[ubuntu-uk] Project Proposal - ?Biobuntu?

Michael G. Wilkins michael at nackles.freeserve.co.uk
Sat Oct 14 15:14:44 BST 2006


    Hello everyone on the list - a new member here, living in rural Pembrokeshire where I am 
happily retired with a younger wife, older malt whiskey, 5 Border Collies, 2 cats and chickens 
in the orchard.  Maybe a brief intro before some ?Biobuntu? comments?  

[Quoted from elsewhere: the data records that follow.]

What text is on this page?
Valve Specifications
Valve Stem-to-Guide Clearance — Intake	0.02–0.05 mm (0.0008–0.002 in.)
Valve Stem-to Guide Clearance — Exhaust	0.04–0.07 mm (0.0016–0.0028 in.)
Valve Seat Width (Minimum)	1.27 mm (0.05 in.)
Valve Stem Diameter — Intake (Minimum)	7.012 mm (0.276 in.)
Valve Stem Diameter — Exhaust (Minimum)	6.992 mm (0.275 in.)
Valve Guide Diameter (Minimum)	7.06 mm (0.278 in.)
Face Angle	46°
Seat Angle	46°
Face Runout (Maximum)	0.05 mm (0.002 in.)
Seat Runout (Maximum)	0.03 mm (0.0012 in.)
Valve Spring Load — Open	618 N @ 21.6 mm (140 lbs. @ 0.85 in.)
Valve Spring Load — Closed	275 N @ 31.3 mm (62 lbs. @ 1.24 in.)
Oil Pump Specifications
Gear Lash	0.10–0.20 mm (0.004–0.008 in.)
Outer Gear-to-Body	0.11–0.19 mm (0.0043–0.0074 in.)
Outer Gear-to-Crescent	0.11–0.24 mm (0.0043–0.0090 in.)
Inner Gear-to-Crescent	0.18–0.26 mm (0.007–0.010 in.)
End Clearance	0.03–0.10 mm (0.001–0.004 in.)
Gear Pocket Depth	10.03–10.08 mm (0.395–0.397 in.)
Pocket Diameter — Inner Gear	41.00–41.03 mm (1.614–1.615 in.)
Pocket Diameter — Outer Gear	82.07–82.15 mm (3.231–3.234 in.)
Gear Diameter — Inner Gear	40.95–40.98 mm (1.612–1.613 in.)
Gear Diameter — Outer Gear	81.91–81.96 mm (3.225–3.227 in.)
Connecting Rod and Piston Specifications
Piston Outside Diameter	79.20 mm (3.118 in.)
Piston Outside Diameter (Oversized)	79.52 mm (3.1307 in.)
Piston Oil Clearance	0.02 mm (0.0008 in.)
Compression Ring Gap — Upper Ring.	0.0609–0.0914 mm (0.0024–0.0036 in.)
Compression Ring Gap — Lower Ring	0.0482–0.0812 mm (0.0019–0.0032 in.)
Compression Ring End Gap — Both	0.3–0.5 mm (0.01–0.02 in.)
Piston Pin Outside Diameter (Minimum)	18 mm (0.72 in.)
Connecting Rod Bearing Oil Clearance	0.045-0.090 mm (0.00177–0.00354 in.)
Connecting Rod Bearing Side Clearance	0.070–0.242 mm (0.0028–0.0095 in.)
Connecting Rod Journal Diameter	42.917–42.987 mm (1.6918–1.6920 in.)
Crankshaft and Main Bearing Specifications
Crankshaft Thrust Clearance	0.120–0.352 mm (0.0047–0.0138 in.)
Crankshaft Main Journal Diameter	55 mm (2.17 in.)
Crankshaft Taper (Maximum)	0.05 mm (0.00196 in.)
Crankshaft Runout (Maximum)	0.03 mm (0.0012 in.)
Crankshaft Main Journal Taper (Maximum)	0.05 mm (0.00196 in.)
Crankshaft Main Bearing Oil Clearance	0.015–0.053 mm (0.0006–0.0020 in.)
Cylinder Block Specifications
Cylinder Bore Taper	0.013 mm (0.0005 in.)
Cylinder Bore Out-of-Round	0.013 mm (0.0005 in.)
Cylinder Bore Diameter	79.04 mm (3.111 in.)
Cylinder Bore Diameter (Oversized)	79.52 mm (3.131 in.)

    I am an old code pusher/scientist - scientific programming, physics, graphics, etc  etc. [The 
horrors of Fortran77!].  I did do some bsd and Silicon Graphics (purple machine)  unix back 
in the early '80s - '86 or so, but thats mostly all gone now, so basically I treat myself (and want 
to be regarded as) as a Linux noob.  It is far friendlier than I remember all that stuff being back 
then ... vast improvements in useability and effectiveness have obviously occured.  And I even 
still recognize some of the words!  Nowadays my interests run more to Guild Wars and Oblivion, 
and modifying and fiddling with my PC, rather than code pushing.
    Why am I moving to Ubuntu? [Dual booting XP Pro and Ubuntu Dapper right now].  I HATE 
Windoze! And Vista promises to be a real monster.  And one can buy a lot of single malts and 
dog food for its price!
  
    A special 'Hello' to Tony Arnold, University of Manchester, simply because of his location.  
1959, old EE Building, U Manchester is where I was first seduced by computers -  the old Ferranti 
Mercury machine.  Two 8kb disk drives (Wow!), stone tablet input, illuminated manuscript output, 
racks of glowing 6SN7 double triodes ... .  A real computer!  I was an undergrad over in Physics, 
Schuster Building?  Happy memories!  [Got my degree in '61 and immediately left for the U.S.A. 
as part of the 'brain drain', had a semi-decent education and career over there for 40+ years].  
 
    I would have loved to have volunteered to help at Linux World somehow (we very occasionally 
visit London) but that time frame is out, and anyway I have some  minor difficulties with travel (like 
wheelchair, oxygen ...).  But if there is maybe a way I could help the ubuntu cause, at least please 
ask ... .   [Especially if it involves killing Orcs, Trolls and Goblins!]


    ?Biobuntu?   O.K., WHY another release based on another (admittedly good) distro?  Most 
potential users of the Vigyaan live CD are, imho, not going to be opening it up and  modifying 
codes.  They want packages that work "out of the box" and with all the gory OS details hidden. 
Imho, anyway.   And why should the originators of all the separate packages be in favour of and 
support yet another distro basis?  Knoppix is not, imho, too friendly, but it is hidden from the user 
in Vigyaan, and does the job reasonably well.

    ?Question? on the side - anyone know a ref to a decent and fairly objective review and 
comparision of a number of the current live cd distros?  Friendliness, useability, bugginess (is 
that a word? - you all know what I mean!), modifiability, blah blah blah?  By the way, on the topic  
of distros, a friend turned up the other day with a copy of mepis.  I was not too impressed with the 
package itself, except for the documentation!  Which I think  was first-rate!  Ubuntu could maybe, 
imho, learn from the mepis style and content of docs??


    Back to ?Biobuntu? 
    There are any number of fields where a collection of packages, comparable to Vigyaan but 
running on Ubuntu, might be useful/valuable.  At random: 
         - Statistics (Stabuntu?), emphasis on ecological, zoological, biological - spatial patterns, 
            clustering, dynamics, classification  ... .   
         - Or Pure Mathematics: topology (folding, knots, polyhedra,..); cellular automata; number 
            theory; tensor calculus (thats symbolic stuff); graph theory; some basic symbolic maths?,  ... .
         - Or an area I came across recently - systems and compartmental, state variable modelling, in  
            biology and medicine.  Korn & Korn's Desire; the NIH compartmental modelling codes (name 
            escapes me);  s-plane transfer function modelling; etc etc .... .  Since a lot of the users might be 
            medical  and  clinical, you really need to insulate them from the OS details!  Ubuntu may be ideal here.

    The key here, I think, is to get 1 or 2 captive experts in the area, who can reliably advise on packages .... .  
Plus someone to handle all the (massive?) paperwork!

             Anyway, Hello People!

             Off to a Maddy Prior concert!